I understand this might be a bit confusing for some, so I'll briefly summarize it in a high-level flow example:

  1. User Action - The user submits a new review from the Review Module.

  2. Local State Update - The ReviewState handles validation and creation of the review, then notifies the ApplicationState that a new review was added, providing minimal relevant data (for example reviewId, productId).

  3. ApplicationState Dispatch - The ApplicationState receives the new review event and publishes it to any modules interested in updates. This might be via an Observable or an event bus.

Other Modules React:

  1. ProductState - sees a new review belongs to one of its products. It could choose to fetch more details.

  2. SellerState - might ignore the event entirely, unless we want to for example merge all products reviews in a Seller Profile, or display overall score.

  3. UI Updates - Each module’s local state triggers changes in their respective Angular components. Only the modules that care about the new review have to do anything.

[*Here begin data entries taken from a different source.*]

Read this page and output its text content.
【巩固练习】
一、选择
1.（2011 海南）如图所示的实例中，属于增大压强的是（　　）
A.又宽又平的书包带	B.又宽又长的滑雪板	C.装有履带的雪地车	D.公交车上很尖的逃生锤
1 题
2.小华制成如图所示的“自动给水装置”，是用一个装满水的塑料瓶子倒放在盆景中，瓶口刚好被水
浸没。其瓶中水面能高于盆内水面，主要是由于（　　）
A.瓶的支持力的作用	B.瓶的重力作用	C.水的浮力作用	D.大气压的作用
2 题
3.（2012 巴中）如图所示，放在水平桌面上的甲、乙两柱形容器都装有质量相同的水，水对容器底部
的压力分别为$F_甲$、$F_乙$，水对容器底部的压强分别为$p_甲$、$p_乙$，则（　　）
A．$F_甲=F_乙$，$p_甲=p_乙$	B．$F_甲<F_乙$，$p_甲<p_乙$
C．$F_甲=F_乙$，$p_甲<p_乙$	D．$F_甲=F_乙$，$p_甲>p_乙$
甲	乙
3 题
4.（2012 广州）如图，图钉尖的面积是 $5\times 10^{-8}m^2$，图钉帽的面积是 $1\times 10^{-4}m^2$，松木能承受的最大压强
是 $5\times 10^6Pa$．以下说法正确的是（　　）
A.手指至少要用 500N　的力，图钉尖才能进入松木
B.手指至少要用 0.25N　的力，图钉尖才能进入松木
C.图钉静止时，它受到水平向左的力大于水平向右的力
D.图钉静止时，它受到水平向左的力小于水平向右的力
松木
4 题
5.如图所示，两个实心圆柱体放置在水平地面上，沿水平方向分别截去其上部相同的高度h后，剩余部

Introducing ApplicationState helps manage complexity and creates a clear, predictable communication layer across your application. With this approach, we achieve better maintainability, scalability, and resilience against future changes.


Are we there yet?

Yes we are, I hope I didn't have you worried. In summary, we’ve seen how decoupling models, services, and modules, along with using an event-driven approach, can significantly reduce complexity in an Angular e-commerce application and get rid of Mom's Spaghetti. By introducing an abstraction layer or a global state bus, each feature can evolve independently without entangling other parts of the system.


If you’re interested in diving deeper, explore topics like state management libraries (e.g., NgRx, Akita), event-driven architecture (with RxJS), and domain-driven design practices. These areas will help you build robust, scalable, and maintainable front-end applications.